Une fois installé près de Saint-Servan, Potentin rendit quelques menus services à sa voisine qui, en retour, l’invita, lui permettant ainsi de constater qu’elle était une fantastique cuisinière et qu’en se privant de sa présence à L’Ancre d’argent, le beau-frère s’était montré stupide.

— Pour dire vrai, avoua en cette occasion Mme Bellec, il ne savait pas tout. Du vivant de mon époux qui était de petite santé, je me contentais de cuisiner ce qui plaisait à notre clientèle, sans me sentir le courage de développer la réputation d’une maison où je n’ignorais pas qu’à la mort inévitable d’Augustin j’avais peu de chances de rester. Et je n’avais aucune envie de contribuer à la fortune de ces gens-là !
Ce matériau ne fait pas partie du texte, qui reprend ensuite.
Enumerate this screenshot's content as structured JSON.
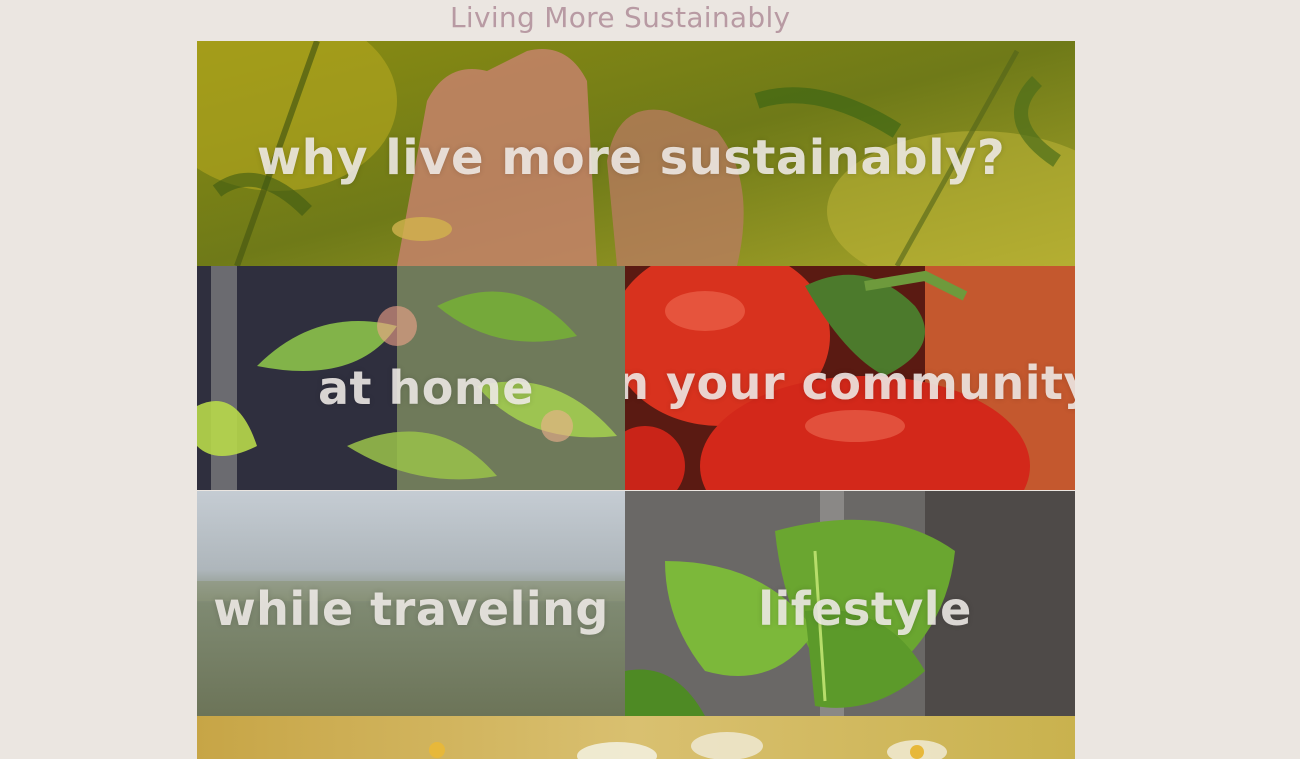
{
  "header": {
    "site_title": "Living More Sustainably"
  },
  "tiles": [
    {
      "label": "why live more sustainably?",
      "image": "hand-in-green-plants"
    },
    {
      "label": "at home",
      "image": "plant-by-window"
    },
    {
      "label": "in your community",
      "image": "tomatoes"
    },
    {
      "label": "while traveling",
      "image": "blurred-field"
    },
    {
      "label": "lifestyle",
      "image": "mint-leaves"
    },
    {
      "label": "",
      "image": "daisy-meadow"
    }
  ],
  "colors": {
    "page_background": "#ebe6e1",
    "title_color": "#b89aa3",
    "label_color": "#f0ece8"
  }
}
Elle aurait pu, bien sûr, prendre une auberge à son propre compte mais c’était une entreprise qu’elle ne pensait pas pouvoir aborder sans l’assistance d’un homme. Aussi fonda-t-elle très vite de grandes espérances sur ce si aimable et si intéressant M. Poupinel, célibataire et pourvu de grandes qualités. Cependant, elle était assez fine pour ne rien brusquer. Elle sentit que parvenir à l’amener devant le notaire et le prêtre représentait une entreprise de longue haleine et que la première chose à faire était de nouer avec lui des liens d’amitié de plus en plus solides. D’autant qu’elle connaissait parfaitement l’existence de Guillaume et savait qu’un jour ou l’autre il réclamerait la présence de Potentin dans sa nouvelle demeure.

Petit à petit, l’idée germa en elle d’entrer au service de ce riche M. Tremaine tout comme, jadis, sa chère maman de qui elle tenait son talent, avait servi au château de Thorigni chez le comte de Matignon. Aussi déploya-t-elle pour son voisin – et pour Guillaume, lorsqu’il vint passer quelques jours peu après la disparition d’Agnès – toutes les nuances de sa palette. Le résultat fut conforme à ce qu’elle en espérait : après le départ de son maître, Potentin, avec toutes sortes de circonlocutions, de détours, d’excuses et de compliments à n’en plus finir, osa un beau jour lui demander d’abord ce qu’elle pensait de Tremaine, ensuite si elle pourrait considérer l’idée de diriger les cuisines des Treize Vents.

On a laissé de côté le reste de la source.